La justicia condena al Ayuntamiento por el derribo ilegal de una vivienda en Calahorra

El derribo del inmueble se produjo el 25 de julio del año 2013/Isabel Álvarez
El derribo del inmueble se produjo el 25 de julio del año 2013 / Isabel Álvarez

La sentencia a favor de la familia Gómez-Sota determina que «ni existía ruina económica ni urbanística» que justificara la demolición

LA RIOJA CALAHORRA

Fue hace algo más de cuatro años cuando el derribo de parte del tejado de una casa colindante a la suya complicó la vida de la familia Gómez-Sota. El Consistorio calagurritano decidió, tras el informe técnico de uno de los aparejadores municipales, derribar su vivienda. Y en un mes se quedaron sin casa. De nada sirvieron las firmas recogidas entre los calagurritanos ni los intentos de su abogada de oficio, Feliciana Cerrolaza, por conseguir medidas cautelares que evitaran la demolición inminente del inmueble que hacía poco mas de tres años había sido sometido a una importante reforma.

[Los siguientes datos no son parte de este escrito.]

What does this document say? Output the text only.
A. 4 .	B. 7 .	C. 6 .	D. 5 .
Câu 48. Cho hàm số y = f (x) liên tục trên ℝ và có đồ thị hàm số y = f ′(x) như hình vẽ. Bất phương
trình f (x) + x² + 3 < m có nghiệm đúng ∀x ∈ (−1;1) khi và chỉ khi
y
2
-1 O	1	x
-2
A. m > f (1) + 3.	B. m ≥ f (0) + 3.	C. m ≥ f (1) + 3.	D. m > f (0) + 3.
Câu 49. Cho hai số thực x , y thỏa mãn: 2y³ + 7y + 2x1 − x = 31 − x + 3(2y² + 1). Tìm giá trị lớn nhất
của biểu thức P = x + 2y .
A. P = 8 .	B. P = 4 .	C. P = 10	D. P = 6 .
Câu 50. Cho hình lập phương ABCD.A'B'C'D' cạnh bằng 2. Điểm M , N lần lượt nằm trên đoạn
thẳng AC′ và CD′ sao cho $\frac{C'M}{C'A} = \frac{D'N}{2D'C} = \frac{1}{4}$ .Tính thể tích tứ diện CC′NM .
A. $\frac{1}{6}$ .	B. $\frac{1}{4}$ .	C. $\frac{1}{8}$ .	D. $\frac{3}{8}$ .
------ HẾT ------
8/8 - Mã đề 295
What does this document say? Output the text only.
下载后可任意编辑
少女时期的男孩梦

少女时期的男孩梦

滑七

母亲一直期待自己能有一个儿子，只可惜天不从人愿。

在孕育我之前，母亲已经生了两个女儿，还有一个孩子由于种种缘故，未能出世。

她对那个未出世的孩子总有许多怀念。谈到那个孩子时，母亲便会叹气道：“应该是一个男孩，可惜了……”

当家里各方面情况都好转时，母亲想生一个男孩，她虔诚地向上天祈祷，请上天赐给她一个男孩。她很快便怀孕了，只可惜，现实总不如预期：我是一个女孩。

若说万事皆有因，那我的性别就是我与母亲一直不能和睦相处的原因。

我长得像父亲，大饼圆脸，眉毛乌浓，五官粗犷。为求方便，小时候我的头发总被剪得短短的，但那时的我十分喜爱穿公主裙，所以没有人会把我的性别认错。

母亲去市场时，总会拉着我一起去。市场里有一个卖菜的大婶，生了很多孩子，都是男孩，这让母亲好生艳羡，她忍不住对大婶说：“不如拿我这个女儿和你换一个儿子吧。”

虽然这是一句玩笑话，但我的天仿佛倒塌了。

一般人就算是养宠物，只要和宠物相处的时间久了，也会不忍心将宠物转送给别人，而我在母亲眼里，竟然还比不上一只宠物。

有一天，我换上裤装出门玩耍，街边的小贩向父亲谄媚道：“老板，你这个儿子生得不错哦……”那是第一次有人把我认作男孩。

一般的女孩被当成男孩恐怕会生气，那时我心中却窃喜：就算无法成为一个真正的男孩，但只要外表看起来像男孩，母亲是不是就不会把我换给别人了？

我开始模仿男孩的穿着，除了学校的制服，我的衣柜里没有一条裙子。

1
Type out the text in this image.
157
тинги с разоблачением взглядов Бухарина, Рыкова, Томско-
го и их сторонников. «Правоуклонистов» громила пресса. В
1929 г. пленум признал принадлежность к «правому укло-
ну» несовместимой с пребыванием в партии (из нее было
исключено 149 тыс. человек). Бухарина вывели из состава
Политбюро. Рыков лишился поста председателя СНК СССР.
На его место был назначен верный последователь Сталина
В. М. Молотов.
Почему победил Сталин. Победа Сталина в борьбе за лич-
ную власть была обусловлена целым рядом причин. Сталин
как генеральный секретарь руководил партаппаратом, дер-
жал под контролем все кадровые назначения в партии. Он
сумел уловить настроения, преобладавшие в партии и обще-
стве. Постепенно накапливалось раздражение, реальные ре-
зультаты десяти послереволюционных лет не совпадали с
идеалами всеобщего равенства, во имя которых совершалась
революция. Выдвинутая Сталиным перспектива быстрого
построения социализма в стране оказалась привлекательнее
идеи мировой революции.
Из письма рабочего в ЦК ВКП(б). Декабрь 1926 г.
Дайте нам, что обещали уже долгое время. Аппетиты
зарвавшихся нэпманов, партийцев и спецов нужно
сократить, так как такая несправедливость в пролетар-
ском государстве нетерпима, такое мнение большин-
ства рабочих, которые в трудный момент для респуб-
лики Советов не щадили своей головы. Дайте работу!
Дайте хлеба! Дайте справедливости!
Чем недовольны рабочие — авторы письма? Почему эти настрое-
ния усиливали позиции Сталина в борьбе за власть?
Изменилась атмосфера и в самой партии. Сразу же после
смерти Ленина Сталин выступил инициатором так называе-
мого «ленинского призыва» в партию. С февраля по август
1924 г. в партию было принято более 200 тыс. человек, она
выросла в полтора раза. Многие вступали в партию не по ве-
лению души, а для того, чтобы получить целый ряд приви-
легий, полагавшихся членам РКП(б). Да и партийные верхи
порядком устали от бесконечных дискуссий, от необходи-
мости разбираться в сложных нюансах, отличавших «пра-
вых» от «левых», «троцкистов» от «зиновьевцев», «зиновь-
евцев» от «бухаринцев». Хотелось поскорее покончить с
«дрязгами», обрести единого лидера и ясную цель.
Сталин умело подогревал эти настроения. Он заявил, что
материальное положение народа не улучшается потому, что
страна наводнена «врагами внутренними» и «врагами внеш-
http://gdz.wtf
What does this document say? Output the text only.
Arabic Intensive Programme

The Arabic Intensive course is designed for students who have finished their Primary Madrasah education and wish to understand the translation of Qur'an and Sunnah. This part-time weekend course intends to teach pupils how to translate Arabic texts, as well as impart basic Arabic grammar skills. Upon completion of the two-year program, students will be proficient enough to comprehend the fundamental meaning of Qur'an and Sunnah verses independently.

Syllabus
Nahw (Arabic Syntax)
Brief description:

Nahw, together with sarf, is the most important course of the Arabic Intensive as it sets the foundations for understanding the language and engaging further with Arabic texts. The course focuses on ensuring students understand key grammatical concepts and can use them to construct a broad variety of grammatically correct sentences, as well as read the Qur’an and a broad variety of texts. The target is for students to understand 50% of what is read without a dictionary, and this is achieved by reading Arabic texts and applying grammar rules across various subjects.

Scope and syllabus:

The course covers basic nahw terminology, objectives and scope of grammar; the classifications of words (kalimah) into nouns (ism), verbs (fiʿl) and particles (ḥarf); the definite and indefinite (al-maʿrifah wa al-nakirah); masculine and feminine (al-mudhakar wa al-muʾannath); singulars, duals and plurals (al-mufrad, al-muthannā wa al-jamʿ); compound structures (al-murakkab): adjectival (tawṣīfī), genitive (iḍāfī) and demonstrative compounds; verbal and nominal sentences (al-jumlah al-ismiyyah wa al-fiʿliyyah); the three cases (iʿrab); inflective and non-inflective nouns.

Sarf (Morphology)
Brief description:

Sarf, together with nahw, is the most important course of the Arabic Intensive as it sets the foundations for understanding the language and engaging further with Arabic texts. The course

Ahora la justicia, de manera inicial, le da la razón a la familia Gómez-Sota y el Juzgado de lo Contencioso Administrativo nº 1 de La Rioja ha decidido declarar la nulidad del informe técnico que aconsejaba al derribo de su casa y en el que el Consistorio calagurritano se escudó para hacerlo de forma urgente y subsidiaria.

LA SENTENCIA

1Los informes técnicos del Ayuntamiento de Calahorra «resultan poco exhaustivos y pormenorizados».
2«El servicio técnico municipal debería haber desplegado mayor actividad».
3«El Consistorio era parte interesada» ya que según el arquitecto técnico municipal «es más barato el derrumbe para construir el vial que estaba previsto que pagar la expropiación».

La sentencia es clara y contundente. «Ni existía ruina económica, ni física ni urbanística». Explica cómo a pesar de que fue el 1 de julio de 2013 el día que el arquitecto técnico firmó el informe de derribo inminente, unos días antes el Consistorio ya había pedido presupuestos de derribo a diferentes empresas. Además se recoge que cuando los abogados de la familia procedieron a pedir medidas cautelares ante la demolición fue cuando se extremaron las urgencias para su derribo empezando por la casa de la familia Gómez-Sota y no por la que realmente estaba en estado de ruina.

Inmuebles divisibles

Las dudas de ese momento partieron de si la vivienda debía o no ser considerada como una misma unidad con la que estaba en estado ruinoso. La juez y su sentencia son claras a este respecto: "Los tres edificios eran cuerpos divisibles». Y continúa: «La declaración de estado ruinoso debería haber afectado sólo a la edificación que reunía los requisitos (de ruina) y la demolición sólo debería haber afectado a ella». Además se arropa en el informe de un arquitecto calagurritano que ha actuado de pericial para la familia que explica que «los edificios no afectados por el derrumbe estaban en óptimas condiciones de seguridad».

Por otro lado la sentencia explica que la presunción de objetividad de los informes técnicos, en este caso, ha sido desvirtuada ya que, en primer lugar, «resultan poco exhaustivos y pormenorizados»; en segundo, porque «el servicio técnico municipal debería haber desplegado mayor actividad»; y porque esta vez «el Consistorio era parte interesada» ya que según señaló el arquitecto técnico municipal en la vista de forma clara «es más barato el derrumbe para construir el vial que estaba previsto que pagar la expropiación».

De esta manera la sentencia declara contraria a derecho la actuación administrativa en la parte en la que declara la ruina de los edificios de la calle Planillo de San Francisco números 3 y 5 y, por tanto, su demolición. Y condena al Ayuntamiento de Calahorra al pago de las costas aunque será en un nuevo procedimiento donde se cuantifiquen los importes que deberá pagar tanto a la familia Gómez-Sota como a su vecino del inmueble contiguo y a la comunidad de vecinos del edificio.